SQL Processing

3 SQL Processing

This chapter explains how database processes DDL statements to create objects, DML to modify data, and queries to retrieve data.

About SQL Processing

SQL processing is the parsing, optimization, row source generation, and execution of a SQL statement.

The following figure depicts the general stages of SQL processing. Depending on the statement, the database may omit some of these stages.

Figure 3-1 Stages of SQL Processing

Description of "Figure 3-1 Stages of SQL Processing"

SQL Parsing

The first stage of SQL processing is parsing.

The parsing stage involves separating the pieces of a SQL statement into a data structure that other routines can process. The database parses a statement when instructed by the application, which means that only the application, and not the database itself, can reduce the number of parses.

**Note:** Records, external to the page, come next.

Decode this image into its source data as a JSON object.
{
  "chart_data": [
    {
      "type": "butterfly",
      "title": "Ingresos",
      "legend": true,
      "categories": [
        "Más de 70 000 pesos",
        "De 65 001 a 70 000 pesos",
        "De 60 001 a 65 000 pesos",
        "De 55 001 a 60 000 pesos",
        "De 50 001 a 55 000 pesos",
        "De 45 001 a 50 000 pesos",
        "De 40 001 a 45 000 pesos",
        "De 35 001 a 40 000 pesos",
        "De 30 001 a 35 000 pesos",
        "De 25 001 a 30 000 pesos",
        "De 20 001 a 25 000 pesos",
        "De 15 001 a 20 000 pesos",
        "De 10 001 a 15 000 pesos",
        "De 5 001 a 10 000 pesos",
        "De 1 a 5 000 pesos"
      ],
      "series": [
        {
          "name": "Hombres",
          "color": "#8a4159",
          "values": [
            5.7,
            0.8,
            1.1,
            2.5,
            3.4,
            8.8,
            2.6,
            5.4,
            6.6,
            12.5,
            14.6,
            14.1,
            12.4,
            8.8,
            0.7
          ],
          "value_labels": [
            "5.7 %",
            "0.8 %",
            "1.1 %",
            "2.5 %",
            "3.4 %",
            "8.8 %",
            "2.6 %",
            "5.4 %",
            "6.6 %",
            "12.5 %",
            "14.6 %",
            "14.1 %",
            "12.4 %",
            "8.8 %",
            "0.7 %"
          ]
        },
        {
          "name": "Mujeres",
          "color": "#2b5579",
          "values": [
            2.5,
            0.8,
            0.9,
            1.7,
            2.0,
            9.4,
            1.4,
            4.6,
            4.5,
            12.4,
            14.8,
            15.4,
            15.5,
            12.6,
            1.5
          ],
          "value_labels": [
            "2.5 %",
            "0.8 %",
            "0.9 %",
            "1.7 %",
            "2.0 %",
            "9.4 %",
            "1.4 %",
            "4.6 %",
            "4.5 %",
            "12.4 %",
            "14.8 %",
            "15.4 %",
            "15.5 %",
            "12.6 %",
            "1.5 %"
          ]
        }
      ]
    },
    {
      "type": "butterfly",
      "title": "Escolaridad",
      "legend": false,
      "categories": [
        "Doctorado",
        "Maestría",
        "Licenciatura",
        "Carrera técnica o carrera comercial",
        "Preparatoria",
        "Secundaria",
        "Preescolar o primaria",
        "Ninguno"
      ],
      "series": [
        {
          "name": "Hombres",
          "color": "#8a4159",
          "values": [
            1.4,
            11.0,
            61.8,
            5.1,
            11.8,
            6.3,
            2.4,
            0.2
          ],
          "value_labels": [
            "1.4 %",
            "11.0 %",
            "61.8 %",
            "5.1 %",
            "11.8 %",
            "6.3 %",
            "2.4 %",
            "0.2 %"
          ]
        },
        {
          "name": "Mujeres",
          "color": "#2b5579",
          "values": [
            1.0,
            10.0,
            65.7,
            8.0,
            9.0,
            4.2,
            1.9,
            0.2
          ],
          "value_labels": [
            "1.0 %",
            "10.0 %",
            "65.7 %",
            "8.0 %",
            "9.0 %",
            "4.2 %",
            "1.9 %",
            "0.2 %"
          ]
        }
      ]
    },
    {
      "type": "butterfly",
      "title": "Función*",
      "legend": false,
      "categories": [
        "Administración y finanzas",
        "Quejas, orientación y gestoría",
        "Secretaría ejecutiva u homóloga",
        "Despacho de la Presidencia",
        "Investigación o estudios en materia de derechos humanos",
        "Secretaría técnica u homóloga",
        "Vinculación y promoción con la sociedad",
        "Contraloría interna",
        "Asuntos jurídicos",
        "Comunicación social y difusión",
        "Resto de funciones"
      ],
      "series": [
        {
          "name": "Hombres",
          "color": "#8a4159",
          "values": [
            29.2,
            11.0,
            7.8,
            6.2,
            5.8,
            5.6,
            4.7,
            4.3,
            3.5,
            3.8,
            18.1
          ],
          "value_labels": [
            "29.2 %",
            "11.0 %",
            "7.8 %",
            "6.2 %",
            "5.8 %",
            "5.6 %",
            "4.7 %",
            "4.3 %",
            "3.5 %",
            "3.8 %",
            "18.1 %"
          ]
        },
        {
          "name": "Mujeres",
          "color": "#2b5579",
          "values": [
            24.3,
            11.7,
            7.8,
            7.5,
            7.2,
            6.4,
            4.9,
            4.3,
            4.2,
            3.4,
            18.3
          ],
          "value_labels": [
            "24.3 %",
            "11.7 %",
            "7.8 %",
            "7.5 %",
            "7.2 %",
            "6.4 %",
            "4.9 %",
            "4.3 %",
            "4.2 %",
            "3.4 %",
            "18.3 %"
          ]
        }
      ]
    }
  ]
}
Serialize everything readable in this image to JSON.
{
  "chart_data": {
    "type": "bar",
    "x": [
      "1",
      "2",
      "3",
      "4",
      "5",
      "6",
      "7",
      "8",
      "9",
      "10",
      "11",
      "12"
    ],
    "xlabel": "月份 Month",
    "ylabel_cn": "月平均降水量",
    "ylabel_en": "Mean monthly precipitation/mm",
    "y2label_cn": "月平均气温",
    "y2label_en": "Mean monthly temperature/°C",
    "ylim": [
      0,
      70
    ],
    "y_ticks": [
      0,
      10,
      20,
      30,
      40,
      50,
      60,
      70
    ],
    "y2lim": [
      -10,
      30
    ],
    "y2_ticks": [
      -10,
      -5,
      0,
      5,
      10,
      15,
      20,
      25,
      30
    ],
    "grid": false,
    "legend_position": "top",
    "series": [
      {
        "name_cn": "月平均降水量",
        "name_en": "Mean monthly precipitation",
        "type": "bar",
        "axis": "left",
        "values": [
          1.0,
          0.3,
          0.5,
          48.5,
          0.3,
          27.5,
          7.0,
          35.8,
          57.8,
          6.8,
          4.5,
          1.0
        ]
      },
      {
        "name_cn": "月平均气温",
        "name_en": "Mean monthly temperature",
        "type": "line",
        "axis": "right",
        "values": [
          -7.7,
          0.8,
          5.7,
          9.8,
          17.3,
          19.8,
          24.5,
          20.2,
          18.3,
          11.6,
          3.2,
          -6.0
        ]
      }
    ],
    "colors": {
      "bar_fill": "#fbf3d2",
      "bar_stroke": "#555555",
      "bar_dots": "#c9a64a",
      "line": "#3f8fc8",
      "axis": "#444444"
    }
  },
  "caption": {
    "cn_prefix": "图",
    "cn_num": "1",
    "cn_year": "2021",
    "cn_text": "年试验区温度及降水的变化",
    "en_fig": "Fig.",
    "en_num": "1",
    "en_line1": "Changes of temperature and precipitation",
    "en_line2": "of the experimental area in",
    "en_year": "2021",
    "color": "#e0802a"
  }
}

When an application issues a SQL statement, the application makes a parse call to the database to prepare the statement for execution. The parse call opens or creates a cursor, which is a handle for the session-specific private SQL area that holds a parsed SQL statement and other processing information. The cursor and private SQL area are in the program global area (PGA).

During the parse call, the database performs checks that identify the errors that can be found before statement execution. Some errors cannot be caught by parsing. For example, the database can encounter deadlocks or errors in data conversion only during statement execution.

See Also:

Oracle Database Concepts to learn about deadlocks

Syntax Check

Oracle Database must check each SQL statement for syntactic validity.

A statement that breaks a rule for well-formed SQL syntax fails the check. For example, the following statement fails because the keyword FROM is misspelled as FORM:

SQL> SELECT * FORM employees;
SELECT * FORM employees
         *
ERROR at line 1:
ORA-00923: FROM keyword not found where expected

Semantic Check

The semantics of a statement are its meaning. A semantic check determines whether a statement is meaningful, for example, whether the objects and columns in the statement exist.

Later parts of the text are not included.